Let G=(V,E) be a graph with vertex set V and edge set E. |V| = N is the number of vertices in the graph and |E| = M is the number of edges. Let A be defined as the adjacency matrix of G, i.e., the N × N matrix such that non-diagonal entries a_vw are positive real numbers (which depends on the network, see Supplementary Note 5 for interpreting edge weights), and the diagonal elements are all zero (in all networks edges between the same gene [self interactions or self loops] are disregarded). Degree: the degree of a vertex v is defined as the number of vertices directly connected to v (i.e., direct neighbors or just “neighbors”). Weighted degree: the weighted degree, also called the “strength”, is defined as the sum of the weights of the edges which connect the neighbors to v. Clustering coefficient: the clustering coefficient of a vertex v relates to the tendency of its first order interactors to also interact with each other. Technically it is defined as C_v = 1/(s_v*(k_v-1))*sum((wgt_vw+wgt_vu)/2 *a_vw * a_vu * a_wu) across w, u. Here, s_v is the strength of vertex v, 1/(s_v*(k_v-1)) is the normalization factor, a_vw is an adjacency indicator a_vw={0: no edge; 1: edge exists, k_v is the vertex degree, wgt_vw are the weights. C_v is continuous on [0,1]. As C_v approaches 1, the neighbors of v are becoming fully connected to one another.

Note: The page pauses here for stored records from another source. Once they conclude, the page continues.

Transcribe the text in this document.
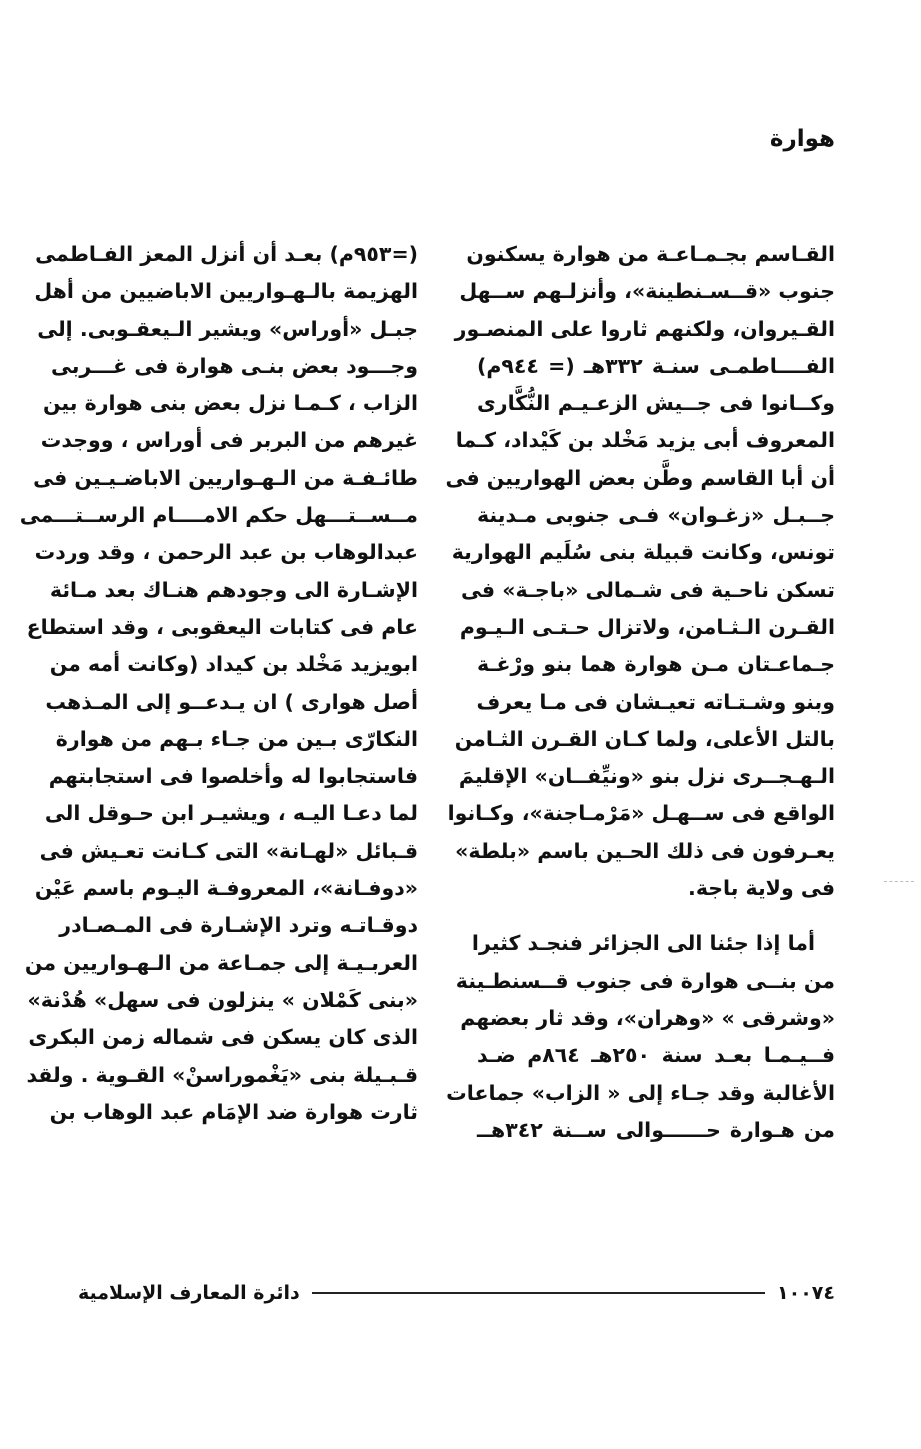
هوارة

القـاسم بجـمـاعـة من هوارة يسكنون
جنوب «قــسـنطينة»، وأنزلـهم ســهل
القـيروان، ولكنهم ثاروا على المنصـور
الفــــاطمـى سنـة ٣٣٢هـ (= ٩٤٤م)
وكــانوا فى جــيش الزعـيـم النُّكَّارى
المعروف أبى يزيد مَخْلد بن كَيْداد، كـما
أن أبا القاسم وطَّن بعض الهواريين فى
جــبـل «زغـوان» فـى جنوبى مـدينة
تونس، وكانت قبيلة بنى سُلَيم الهوارية
تسكن ناحـية فى شـمالى «باجـة» فى
القـرن الـثـامن، ولاتزال حـتـى الـيـوم
جـماعـتان مـن هوارة هما بنو ورْغـة
وبنو وشـتـاته تعيـشان فى مـا يعرف
بالتل الأعلى، ولما كـان القـرن الثـامن
الـهـجــرى نزل بنو «ونيِّفــان» الإقليمَ
الواقع فى ســهـل «مَرْمـاجنة»، وكـانوا
يعـرفون فى ذلك الحـين باسم «بلطة»
فى ولاية باجة.

أما إذا جئنا الى الجزائر فنجـد كثيرا
من بنــى هوارة فى جنوب قــسنطـينة
«وشرقى » «وهران»، وقد ثار بعضهم
فــيـمـا بعـد سنة ٢٥٠هـ ٨٦٤م ضـد
الأغالبة وقد جـاء إلى « الزاب» جماعات
من هـوارة حــــــوالى ســنة ٣٤٢هــ

(=٩٥٣م) بعـد أن أنزل المعز الفـاطمى
الهزيمة بالـهـواريين الاباضيين من أهل
جبـل «أوراس» ويشير الـيعقـوبى. إلى
وجـــود بعض بنـى هوارة فى غـــربى
الزاب ، كـمـا نزل بعض بنى هوارة بين
غيرهم من البربر فى أوراس ، ووجدت
طائـفـة من الـهـواريين الاباضـيـين فى
مــســتـــهل حكم الامــــام الرســتـــمى
عبدالوهاب بن عبد الرحمن ، وقد وردت
الإشـارة الى وجودهم هنـاك بعد مـائة
عام فى كتابات اليعقوبى ، وقد استطاع
ابويزيد مَخْلد بن كيداد (وكانت أمه من
أصل هوارى ) ان يـدعــو إلى المـذهب
النكارّى بـين من جـاء بـهم من هوارة
فاستجابوا له وأخلصوا فى استجابتهم
لما دعـا اليـه ، ويشيـر ابن حـوقل الى
قـبائل «لهـانة» التى كـانت تعـيش فى
«دوفـانة»، المعروفـة اليـوم باسم عَيْن
دوقـاتـه وترد الإشـارة فى المـصـادر
العربـيـة إلى جمـاعة من الـهـواريين من
«بنى كَمْلان » ينزلون فى سهل» هُدْنة»
الذى كان يسكن فى شماله زمن البكرى
قـبـيلة بنى «يَغْموراسنْ» القـوية . ولقد
ثارت هوارة ضد الإمَام عبد الوهاب بن

١٠٠٧٤
دائرة المعارف الإسلامية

As C_v approaches 0, the neighbors of v are not well connected (i.e., a star with v in the middle has C=0). Closeness centrality: the closeness centrality of vertex v is a measure of how close it is to all other vertices in the network. It is defined as (N-1)/sum( shortest_path(v,w), v != w), the inverse of the average shortest path length all the other vertices w in the graph. Betweenness centrality: the betweenness of vertex v is a measure of how many shortest paths between the graphs vertices go through v. It is defined as sum( spath_uvw / spath_uw, u!=w,u!=v,w!=v), where spath_uw is total number of shortest paths from node u to node w and spath_uvw is the number of those paths that pass through v. Eigenvector centrality: the eigenvector centrality of the vertex v is defined as x_v = 1/lambda * sum(a_vw*x_w) where lambda is the eigenvalue corresponding to the principal eigenvector (the eigenvector for which all entries are positive), a_vw is the value of the adjacency matrix corresponding to vertices v and w, and x_w is the component of the principal eigenvector corresponding to vertex w.

Computing topological metrics for pathway and context genes.

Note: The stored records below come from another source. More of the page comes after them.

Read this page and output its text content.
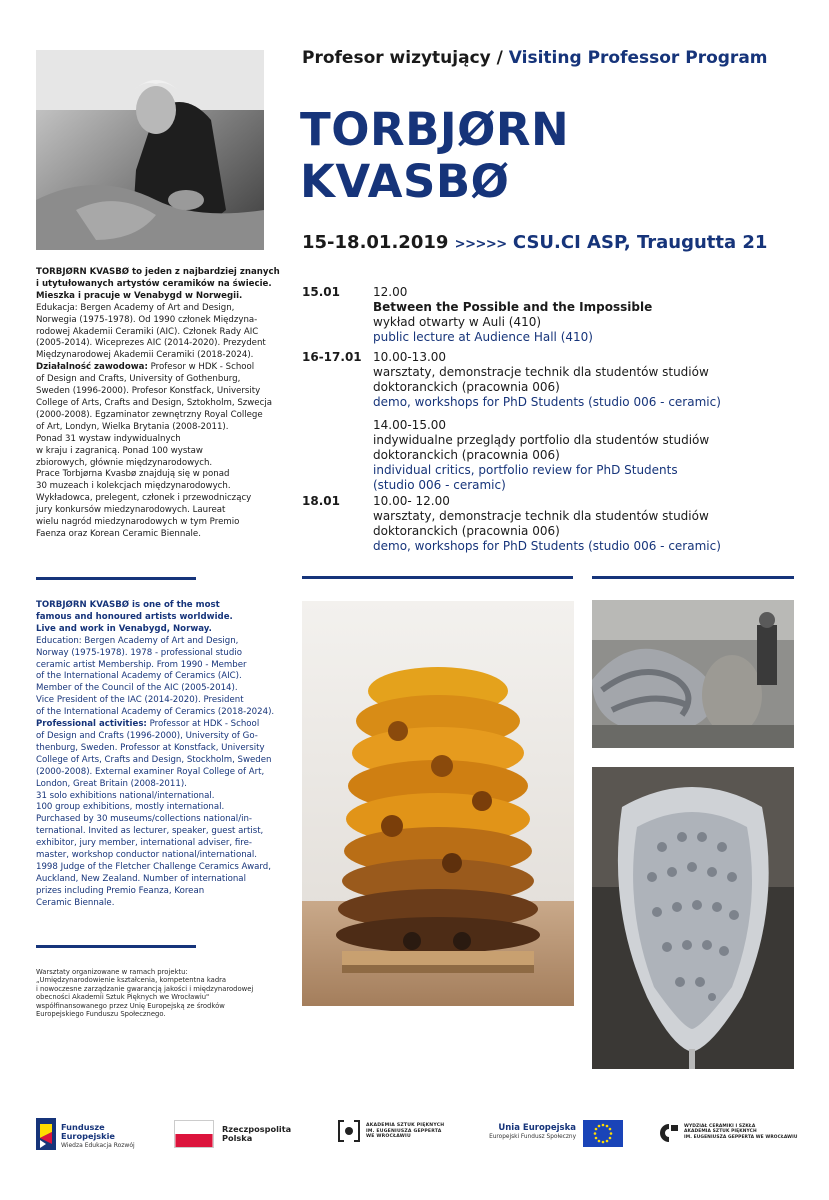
TORBJØRN KVASBØ to jeden z najbardziej znanych

i utytułowanych artystów ceramików na świecie.

Mieszka i pracuje w Venabygd w Norwegii.

Edukacja: Bergen Academy of Art and Design,

Norwegia (1975-1978). Od 1990 członek Międzyna-

rodowej Akademii Ceramiki (AIC). Członek Rady AIC

(2005-2014). Wiceprezes AIC (2014-2020). Prezydent

Międzynarodowej Akademii Ceramiki (2018-2024).

Działalność zawodowa: Profesor w HDK - School

of Design and Crafts, University of Gothenburg,

Sweden (1996-2000). Profesor Konstfack, University

College of Arts, Crafts and Design, Sztokholm, Szwecja

(2000-2008). Egzaminator zewnętrzny Royal College

of Art, Londyn, Wielka Brytania (2008-2011).

Ponad 31 wystaw indywidualnych

w kraju i zagranicą. Ponad 100 wystaw

zbiorowych, głównie międzynarodowych.

Prace Torbjørna Kvasbø znajdują się w ponad

30 muzeach i kolekcjach międzynarodowych.

Wykładowca, prelegent, członek i przewodniczący

jury konkursów miedzynarodowych. Laureat

wielu nagród miedzynarodowych w tym Premio

Faenza oraz Korean Ceramic Biennale.

TORBJØRN KVASBØ is one of the most

famous and honoured artists worldwide.

Live and work in Venabygd, Norway.

Education: Bergen Academy of Art and Design,

Norway (1975-1978). 1978 - professional studio

ceramic artist Membership. From 1990 - Member

of the International Academy of Ceramics (AIC).

Member of the Council of the AIC (2005-2014).

Vice President of the IAC (2014-2020). President

of the International Academy of Ceramics (2018-2024).

Professional activities: Professor at HDK - School

of Design and Crafts (1996-2000), University of Go-

thenburg, Sweden. Professor at Konstfack, University

College of Arts, Crafts and Design, Stockholm, Sweden

(2000-2008). External examiner Royal College of Art,

London, Great Britain (2008-2011).

31 solo exhibitions national/international.

100 group exhibitions, mostly international.

Purchased by 30 museums/collections national/in-

ternational. Invited as lecturer, speaker, guest artist,

exhibitor, jury member, international adviser, fire-

master, workshop conductor national/international.

1998 Judge of the Fletcher Challenge Ceramics Award,

Auckland, New Zealand. Number of international

prizes including Premio Feanza, Korean

Ceramic Biennale.

Warsztaty organizowane w ramach projektu:

„Umiędzynarodowienie kształcenia, kompetentna kadra

i nowoczesne zarządzanie gwarancją jakości i międzynarodowej

obecności Akademii Sztuk Pięknych we Wrocławiu"

współfinansowanego przez Unię Europejską ze środków

Europejskiego Funduszu Społecznego.

Profesor wizytujący / Visiting Professor Program
TORBJØRN
KVASBØ
15-18.01.2019 >>>>> CSU.CI ASP, Traugutta 21
15.01	12.00

Between the Possible and the Impossible

wykład otwarty w Auli (410)

public lecture at Audience Hall (410)

16-17.01 10.00-13.00

warsztaty, demonstracje technik dla studentów studiów

doktoranckich (pracownia 006)

demo, workshops for PhD Students (studio 006 - ceramic)

14.00-15.00

indywidualne przeglądy portfolio dla studentów studiów

doktoranckich (pracownia 006)

individual critics, portfolio review for PhD Students

(studio 006 - ceramic)

18.01	10.00- 12.00

warsztaty, demonstracje technik dla studentów studiów

doktoranckich (pracownia 006)

demo, workshops for PhD Students (studio 006 - ceramic)

Fundusze

Europejskie

Wiedza Edukacja Rozwój

Rzeczpospolita

Polska

AKADEMIA SZTUK PIĘKNYCH

IM. EUGENIUSZA GEPPERTA

WE WROCŁAWIU

Unia Europejska

Europejski Fundusz Społeczny

WYDZIAŁ CERAMIKI I SZKŁA

AKADEMIA SZTUK PIĘKNYCH

IM. EUGENIUSZA GEPPERTA WE WROCŁAWIU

The six topological metrics are computed for genes (i.e., vertices) both: 1) within a pathway using only the sub-network formed by the pathway genes, 2) for the genes using the entire functional network. Additionally, the ratios of (within pathway / entire network) are computed for these metrics as well. When the denominator is zero the ratio is set to zero, otherwise, the natural logarithm ln(ratio) is computed. Therefore in total, 6 × 3 = 18 metrics are calculated for each gene. The full list of metrics can be seen in Supplementary Table 2.

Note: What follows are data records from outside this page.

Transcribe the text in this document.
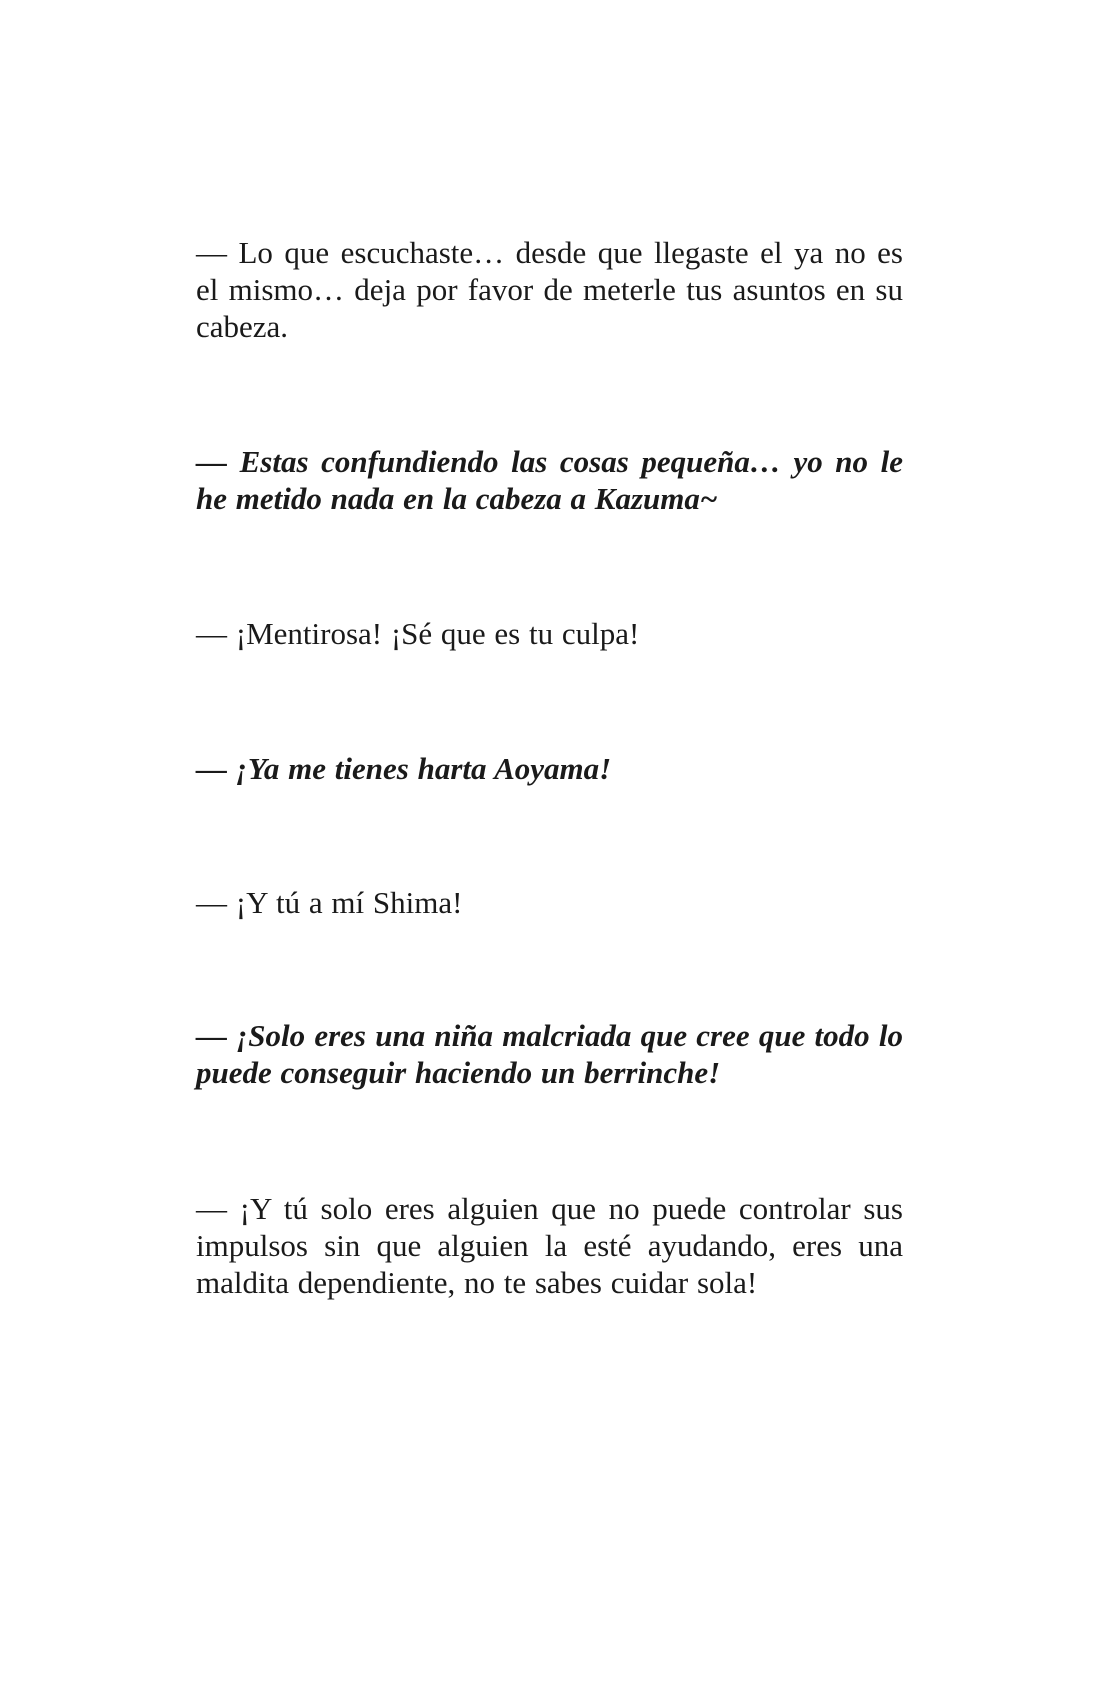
— Lo que escuchaste… desde que llegaste el ya no es el mismo… deja por favor de meterle tus asuntos en su cabeza.

— Estas confundiendo las cosas pequeña… yo no le he metido nada en la cabeza a Kazuma~

— ¡Mentirosa! ¡Sé que es tu culpa!

— ¡Ya me tienes harta Aoyama!

— ¡Y tú a mí Shima!

— ¡Solo eres una niña malcriada que cree que todo lo puede conseguir haciendo un berrinche!

— ¡Y tú solo eres alguien que no puede controlar sus impulsos sin que alguien la esté ayudando, eres una maldita dependiente, no te sabes cuidar sola!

Networks used in this work.

We created and used pre-existing networks from the following sources (see all details in Supplementary Notes 2 and 3): 1. gene-gene correlations based on mRNA expression patterns in 19,019 tissue samples from the Gene Expression Omnibus⁷ (GEONet, hereafter); 2. cancer codependency relationships across 216 cancer cell lines from project Achilles⁸ (AchillesNet, hereafter); 3. phylogenetic relationships from ‘clustering of inferred models of evolution’ between genes in 502 species⁹ (CLIMENet, hereafter); 4. cell perturbation profiles from eight cell lines from the LINCS project¹⁰ (LINCSNet, hereafter); and 5. 428,429 protein-protein interactions between 12,509 human proteins⁶ (from the InWeb database). Supplementary Table 1 provides a summary of final network sizes after pre-processing. For details of the pre-processing, including the removal of indirect edges from matrix data^21–22, thresholding edge scores and optimizing sparse network sizes (see Supplementary Notes 2 and 3).